In at least one embodiment 5, the intensity of the incoming terahertz pulse amplitude modulation signal is 1 nW. Using the structures of FIGS. 3 and 4, the output light power from the reference light 200 in the case is 0.47 W (corresponding to a magnification factor of 0.47×10⁹) by 2D numerical simulation, as shown in FIG. 11.

In at least one embodiment 6, the incident terahertz pulse amplitude modulation signal intensity is 1.2 nW. Using the structures of FIGS. 3 and 4, the output light power from the reference light 200 in the case is 0.57 W (corresponding to a magnification factor of 0.475×10⁹) by 2D numerical simulation, as shown in FIG. 12.

While the disclosure has been described in terms of various specific embodiments, those skilled in the art will recognize that the disclosure is practiced with modification within the spirit and scope of the claims.

Claims

1. A terahertz wave pulse amplitude modulation signal to an optical pulse amplitude modulation signal conversion amplifier, comprising: a rectangular cavity, an absorption cavity, a metal block, two waveguides, three metal films, a terahertz pulse wave and a reference light; the rectangular cavity is located at the terahertz pulse wave input port, an incident port of the terahertz pulse wave is located at an upper port of the absorption cavity, and the absorption cavity is connected with a first waveguide; the metal block is disposed within the first waveguide, and is movable; the first waveguide is connected with a second waveguide; and an output power from the reference light is in correspondence with a power of an input terahertz pulse wave.

2. The terahertz wave pulse amplitude modulation signal and the optical pulse amplitude modulation signal conversion amplifier of claim 1, wherein inside the rectangular cavity is a high-transmittance material.

3. The terahertz wave pulse amplitude modulation signal and the optical pulse amplitude modulation signal conversion amplifier of claim 1, wherein inside the rectangular cavity is silicon (Si), germanium, or gallium arsenide.

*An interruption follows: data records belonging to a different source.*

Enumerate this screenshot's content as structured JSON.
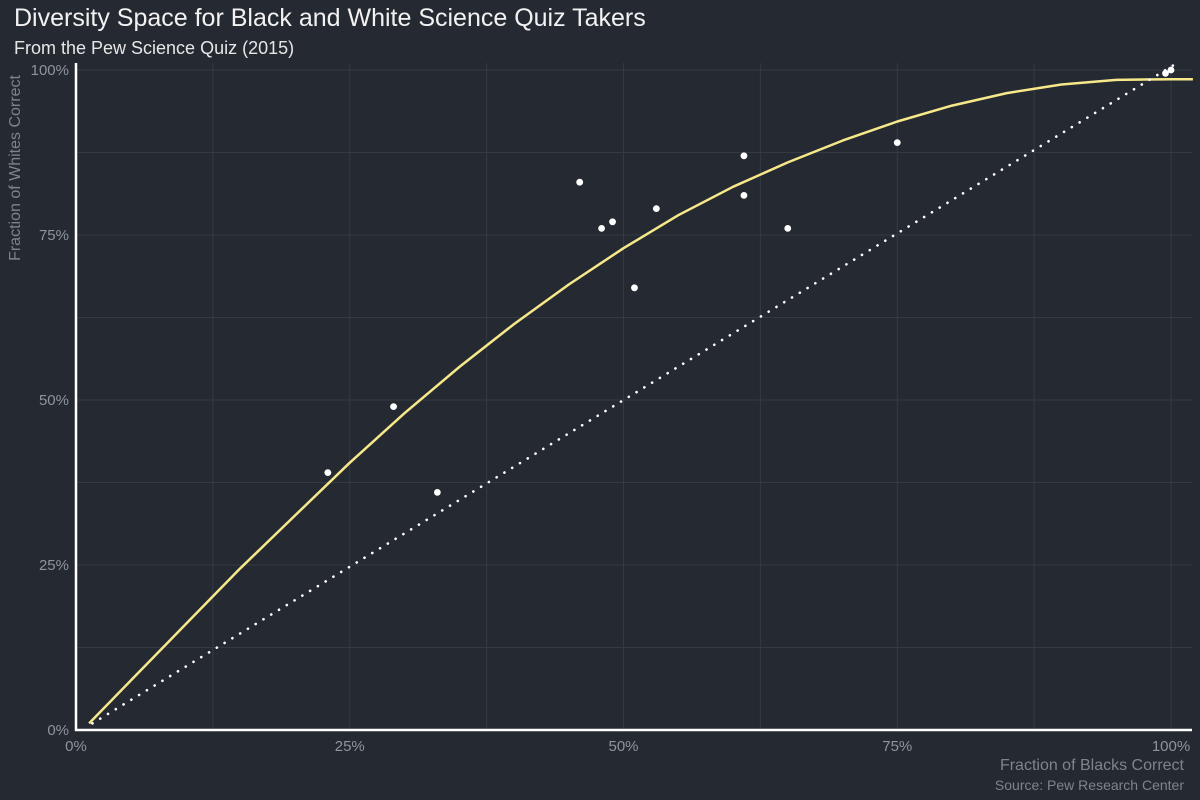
{
  "chart_data": {
    "type": "scatter",
    "title": "Diversity Space for Black and White Science Quiz Takers",
    "subtitle": "From the Pew Science Quiz (2015)",
    "xlabel": "Fraction of Blacks Correct",
    "ylabel": "Fraction of Whites Correct",
    "caption": "Source: Pew Research Center",
    "xlim": [
      0,
      1.02
    ],
    "ylim": [
      0,
      1.0
    ],
    "x_ticks": [
      0,
      0.25,
      0.5,
      0.75,
      1.0
    ],
    "x_tick_labels": [
      "0%",
      "25%",
      "50%",
      "75%",
      "100%"
    ],
    "y_ticks": [
      0,
      0.25,
      0.5,
      0.75,
      1.0
    ],
    "y_tick_labels": [
      "0%",
      "25%",
      "50%",
      "75%",
      "100%"
    ],
    "grid": true,
    "colors": {
      "background": "#252a32",
      "grid": "#353a42",
      "axis": "#ffffff",
      "tick_text": "#8f949c",
      "points": "#ffffff",
      "fit_curve": "#f7e98a",
      "reference_line": "#ffffff"
    },
    "series": [
      {
        "kind": "points",
        "x": [
          0.23,
          0.29,
          0.33,
          0.46,
          0.48,
          0.49,
          0.51,
          0.53,
          0.61,
          0.61,
          0.65,
          0.75,
          0.995,
          1.0
        ],
        "y": [
          0.39,
          0.49,
          0.36,
          0.83,
          0.76,
          0.77,
          0.67,
          0.79,
          0.87,
          0.81,
          0.76,
          0.89,
          0.995,
          1.0
        ]
      },
      {
        "kind": "fit-curve",
        "x": [
          0.012,
          0.05,
          0.1,
          0.15,
          0.2,
          0.25,
          0.3,
          0.35,
          0.4,
          0.45,
          0.5,
          0.55,
          0.6,
          0.65,
          0.7,
          0.75,
          0.8,
          0.85,
          0.9,
          0.95,
          1.0,
          1.02
        ],
        "y": [
          0.01,
          0.075,
          0.16,
          0.245,
          0.325,
          0.405,
          0.48,
          0.55,
          0.615,
          0.675,
          0.73,
          0.78,
          0.823,
          0.86,
          0.893,
          0.922,
          0.946,
          0.965,
          0.978,
          0.985,
          0.986,
          0.986
        ]
      },
      {
        "kind": "reference-line",
        "x": [
          0.015,
          1.005
        ],
        "y": [
          0.01,
          1.01
        ]
      }
    ]
  }
}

4. The terahertz wave pulse amplitude modulation signal and the optical pulse amplitude modulation signal conversion amplifier of claim 1, wherein inside the absorption cavity is a high thermal-expansion-coefficient material.

5. The terahertz wave pulse amplitude modulation signal and the optical pulse amplitude modulation signal conversion amplifier of claim 1, wherein inside the absorption cavity is ethanol, or mercury.

6. The terahertz wave pulse amplitude modulation signal and the optical pulse amplitude modulation signal conversion amplifier of claim 1, wherein a cross-section shape of the absorption cavity is a circle, a polygon, or an ellipse.

7. The terahertz-wave pulse amplitude modulation signal and the optical pulse amplitude modulation signal conversion amplifier of claim 1, wherein the metal block is silver.

8. The terahertz wave pulse amplitude modulation signal and the optical pulse amplitude modulation signal conversion amplifier of claim 1, wherein the first waveguide and the second waveguide are waveguides of a metal-insulator-metal (MIM) structure.

9. The terahertz wave pulse amplitude modulation signal and the optical pulse amplitude modulation signal conversion amplifier of claim 1, wherein a medium in the first waveguide is air.

10. The terahertz wave pulse amplitude modulation signal and the optical pulse amplitude modulation signal conversion amplifier of claim 1, wherein the terahertz pulse wave is a terahertz pulse wave carried a pulse-amplitude modulation signal.

11. The terahertz wave pulse amplitude modulation signal and the optical pulse amplitude modulation signal conversion amplifier of claim 1, wherein the reference light is a laser light or a coherent light.